The moon becomes the Regent of the Skies. People clap spurs
to their horses, and so on. I'm going to treat people as though they
were exactly the same as we are. The advantage is that, detached from
modern conditions, one can make them more intense and more abstract then
people who live as we do."
Rachel had listened to all this with attention, but with a certain
amount of bewilderment. They both sat thinking their own thoughts.

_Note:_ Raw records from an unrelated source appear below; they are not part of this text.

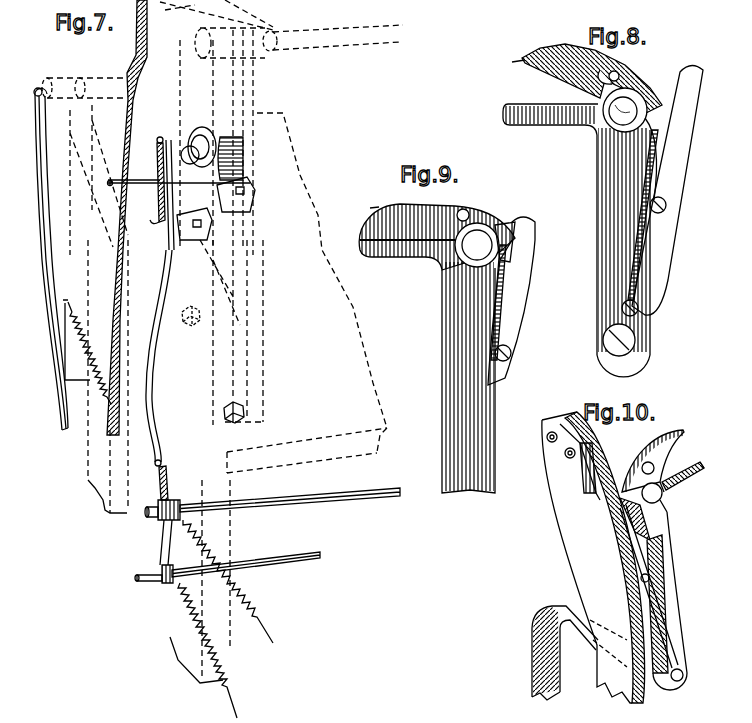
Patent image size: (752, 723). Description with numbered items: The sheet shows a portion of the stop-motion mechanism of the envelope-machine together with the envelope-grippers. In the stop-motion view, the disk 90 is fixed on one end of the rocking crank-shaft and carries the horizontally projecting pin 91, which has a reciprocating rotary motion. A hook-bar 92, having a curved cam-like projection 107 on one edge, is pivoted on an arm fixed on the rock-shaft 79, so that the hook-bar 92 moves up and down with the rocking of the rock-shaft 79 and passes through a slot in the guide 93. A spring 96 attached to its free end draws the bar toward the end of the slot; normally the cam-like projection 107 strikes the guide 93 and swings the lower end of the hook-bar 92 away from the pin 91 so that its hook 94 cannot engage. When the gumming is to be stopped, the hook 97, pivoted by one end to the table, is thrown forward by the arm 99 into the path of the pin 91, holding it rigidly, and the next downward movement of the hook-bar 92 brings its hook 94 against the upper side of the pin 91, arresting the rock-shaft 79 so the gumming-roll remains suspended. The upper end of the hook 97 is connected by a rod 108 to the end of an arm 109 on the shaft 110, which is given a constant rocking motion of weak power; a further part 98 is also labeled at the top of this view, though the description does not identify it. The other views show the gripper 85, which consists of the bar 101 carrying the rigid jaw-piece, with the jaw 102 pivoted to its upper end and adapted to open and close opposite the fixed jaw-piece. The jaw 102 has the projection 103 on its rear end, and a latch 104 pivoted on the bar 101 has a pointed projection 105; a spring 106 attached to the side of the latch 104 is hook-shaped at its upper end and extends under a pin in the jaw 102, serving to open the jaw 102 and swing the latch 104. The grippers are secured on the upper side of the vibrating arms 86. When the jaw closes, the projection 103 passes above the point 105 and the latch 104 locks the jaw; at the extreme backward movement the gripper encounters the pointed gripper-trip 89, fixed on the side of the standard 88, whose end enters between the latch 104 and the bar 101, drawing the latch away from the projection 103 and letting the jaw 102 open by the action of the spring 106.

In FIG. 7, the rock-shaft 79 is at (281, 29).
In FIG. 8, the gripper 85 is at (507, 65).
In FIG. 9, the gripper 85 is at (364, 211).
In FIG. 10, the gripper 85 is at (684, 434).
In FIG. 10, the vibrating arm 86 is at (530, 650).
In FIG. 10, the standard 88 is at (556, 549).
In FIG. 10, the gripper-trip 89 is at (586, 418).
In FIG. 7, the disk 90 is at (201, 127).
In FIG. 7, the pin 91 is at (156, 195).
In FIG. 7, the hook-bar 92 is at (126, 251).
In FIG. 7, the guide 93 is at (143, 97).
In FIG. 7, the hook 94 is at (122, 178).
In FIG. 7, the spring 96 is at (87, 352).
In FIG. 7, the hook 97 is at (157, 205).
In FIG. 7, the arm 98 is at (191, 6).
In FIG. 7, the arm 99 is at (160, 492).
In FIG. 8, the bar 101 is at (600, 188).
In FIG. 9, the bar 101 is at (450, 377).
In FIG. 10, the bar 101 is at (668, 552).
In FIG. 8, the jaw 102 is at (556, 77).
In FIG. 9, the jaw 102 is at (360, 240).
In FIG. 10, the jaw 102 is at (662, 470).
In FIG. 8, the projection 103 is at (649, 108).
In FIG. 9, the projection 103 is at (500, 226).
In FIG. 10, the projection 103 is at (665, 505).
In FIG. 8, the latch 104 is at (672, 158).
In FIG. 9, the latch 104 is at (520, 272).
In FIG. 10, the latch 104 is at (628, 528).
In FIG. 8, the pointed projection 105 is at (652, 96).
In FIG. 9, the pointed projection 105 is at (507, 250).
In FIG. 10, the pointed projection 105 is at (625, 507).
In FIG. 8, the spring 106 is at (600, 73).
In FIG. 9, the spring 106 is at (470, 211).
In FIG. 7, the cam-like projection 107 is at (122, 62).
In FIG. 7, the rod 108 is at (168, 258).
In FIG. 7, the arm 109 is at (224, 594).
In FIG. 7, the shaft 110 is at (286, 533).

"I'm not like Hirst," said Hewet, after a pause; he spoke meditatively;
"I don't see circles of chalk between people's feet. I sometimes wish I
did. It seems to me so tremendously complicated and confused. One can't
come to any decision at all; one's less and less capable of making
judgments. D'you find that? And then one never knows what any one feels.
We're all in the dark. We try to find out, but can you imagine anything
more ludicrous than one person's opinion of another person? One goes
along thinking one knows; but one really doesn't know."
As he said this he was leaning on his elbow arranging and rearranging
in the grass the stones which had represented Rachel and her aunts
at luncheon. He was speaking as much to himself as to Rachel. He was
reasoning against the desire, which had returned with intensity, to take
her in his arms; to have done with indirectness; to explain exactly what
he felt. What he said was against his belief; all the things that were
important about her he knew; he felt them in the air around them; but he
said nothing; he went on arranging the stones.